This course emphasizes the quantitative approach of physics and mathematics applied to everyday materials.
‘Soft Matter’ was a term introduced by the French Physicist Pierre de Gennes in his Nobel lecture in 1991 to describe a large class of materials that exhibit large deformation under modest forces. The range of materials that fall under soft matter consists of polymers, liquid crystals, colloids, emulsions, foams, pastes, and complex fluids formed by mixtures of water with surfactants or amphiphiles, ferrofluids, granular materials, the vast array of biological or biologically inspired materials, the new area of active fluids, and much more.

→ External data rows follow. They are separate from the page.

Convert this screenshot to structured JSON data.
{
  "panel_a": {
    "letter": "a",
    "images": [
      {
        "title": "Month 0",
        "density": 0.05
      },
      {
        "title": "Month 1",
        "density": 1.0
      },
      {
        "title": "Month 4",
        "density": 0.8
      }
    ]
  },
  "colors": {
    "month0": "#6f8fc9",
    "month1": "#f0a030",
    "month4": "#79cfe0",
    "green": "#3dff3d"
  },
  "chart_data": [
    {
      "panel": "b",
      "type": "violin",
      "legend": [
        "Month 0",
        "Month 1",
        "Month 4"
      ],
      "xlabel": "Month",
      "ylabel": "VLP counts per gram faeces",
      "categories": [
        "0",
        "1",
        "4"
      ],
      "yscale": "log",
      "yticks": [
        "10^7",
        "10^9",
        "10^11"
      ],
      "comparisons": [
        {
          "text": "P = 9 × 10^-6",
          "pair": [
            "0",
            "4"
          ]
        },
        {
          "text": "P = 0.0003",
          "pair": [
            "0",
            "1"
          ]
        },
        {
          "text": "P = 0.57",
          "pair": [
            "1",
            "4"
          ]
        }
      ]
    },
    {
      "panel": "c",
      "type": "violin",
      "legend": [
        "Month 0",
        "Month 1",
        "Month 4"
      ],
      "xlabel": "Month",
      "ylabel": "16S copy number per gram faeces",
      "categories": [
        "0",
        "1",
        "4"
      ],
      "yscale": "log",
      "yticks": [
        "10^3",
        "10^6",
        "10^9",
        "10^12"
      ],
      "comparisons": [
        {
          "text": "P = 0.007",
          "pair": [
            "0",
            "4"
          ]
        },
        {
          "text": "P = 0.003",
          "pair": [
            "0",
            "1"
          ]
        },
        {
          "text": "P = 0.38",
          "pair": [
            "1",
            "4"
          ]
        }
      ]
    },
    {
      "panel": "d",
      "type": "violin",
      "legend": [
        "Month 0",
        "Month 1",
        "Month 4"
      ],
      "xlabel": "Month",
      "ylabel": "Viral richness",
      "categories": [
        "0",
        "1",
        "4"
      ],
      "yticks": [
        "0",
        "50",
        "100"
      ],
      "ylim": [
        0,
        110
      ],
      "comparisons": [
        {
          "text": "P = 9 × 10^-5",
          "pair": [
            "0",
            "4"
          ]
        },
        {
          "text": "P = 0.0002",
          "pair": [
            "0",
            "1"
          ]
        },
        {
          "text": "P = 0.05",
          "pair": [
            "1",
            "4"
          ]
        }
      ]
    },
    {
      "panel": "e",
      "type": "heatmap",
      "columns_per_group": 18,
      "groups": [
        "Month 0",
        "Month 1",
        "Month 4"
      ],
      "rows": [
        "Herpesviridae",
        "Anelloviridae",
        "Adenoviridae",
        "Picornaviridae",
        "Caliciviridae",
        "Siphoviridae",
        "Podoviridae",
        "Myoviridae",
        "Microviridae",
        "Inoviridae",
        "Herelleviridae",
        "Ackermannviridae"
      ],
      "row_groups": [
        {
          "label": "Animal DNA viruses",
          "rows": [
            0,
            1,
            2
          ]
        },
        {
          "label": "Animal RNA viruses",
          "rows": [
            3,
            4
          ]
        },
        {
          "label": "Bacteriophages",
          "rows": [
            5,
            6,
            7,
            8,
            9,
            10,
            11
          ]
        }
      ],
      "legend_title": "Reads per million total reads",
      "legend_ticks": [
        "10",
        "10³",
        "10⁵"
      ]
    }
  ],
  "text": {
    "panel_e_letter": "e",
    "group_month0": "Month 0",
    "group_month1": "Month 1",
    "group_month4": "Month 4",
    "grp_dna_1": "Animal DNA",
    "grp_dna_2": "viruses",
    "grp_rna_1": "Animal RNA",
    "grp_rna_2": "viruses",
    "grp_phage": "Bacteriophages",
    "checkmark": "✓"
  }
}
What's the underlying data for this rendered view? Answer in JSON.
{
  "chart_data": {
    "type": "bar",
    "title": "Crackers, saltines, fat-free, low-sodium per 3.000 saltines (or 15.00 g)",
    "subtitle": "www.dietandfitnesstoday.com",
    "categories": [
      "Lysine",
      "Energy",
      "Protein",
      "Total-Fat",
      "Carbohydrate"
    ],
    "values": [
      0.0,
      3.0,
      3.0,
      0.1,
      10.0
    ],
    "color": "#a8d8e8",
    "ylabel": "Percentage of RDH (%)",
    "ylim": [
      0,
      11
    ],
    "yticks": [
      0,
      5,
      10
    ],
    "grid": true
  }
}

This course emphasises a quantitative approach of physics and mathematics applied to everyday materials and provides an overview of an experiential learning of the subject through hands on projects, labs and student seminars.
We introduce you to Molecular Forces, energies, time scales and their interdependence in the context of soft matter systems. Concrete applications of Thermal and Statistical physics such as Brownian motion, random walks, diffusion, effect of entropy, self-assembly, and phase transitions are developed with examples from polymers, surfactants, colloids and liquid crystals.
Concepts in continuum mechanics such as viscosity and viscoelasticity of rubber are presented in an elementary manner for polymers. Small angle light scattering and microscopy to determine the structure of colloidal crystals, measuring the Debye screening length while salting out milk, ionic conductivity measurements to probe self-assembly in surfactant systems, visualizing and tracking Brazil nut effect in granular media, tracking the dynamics of a sedimenting sphere in a viscoelastic liquid, measuring optical birefringence of liquid crystals, determining drag force in a shear thickening liquid are some of the experiments or projects done by the students in this course.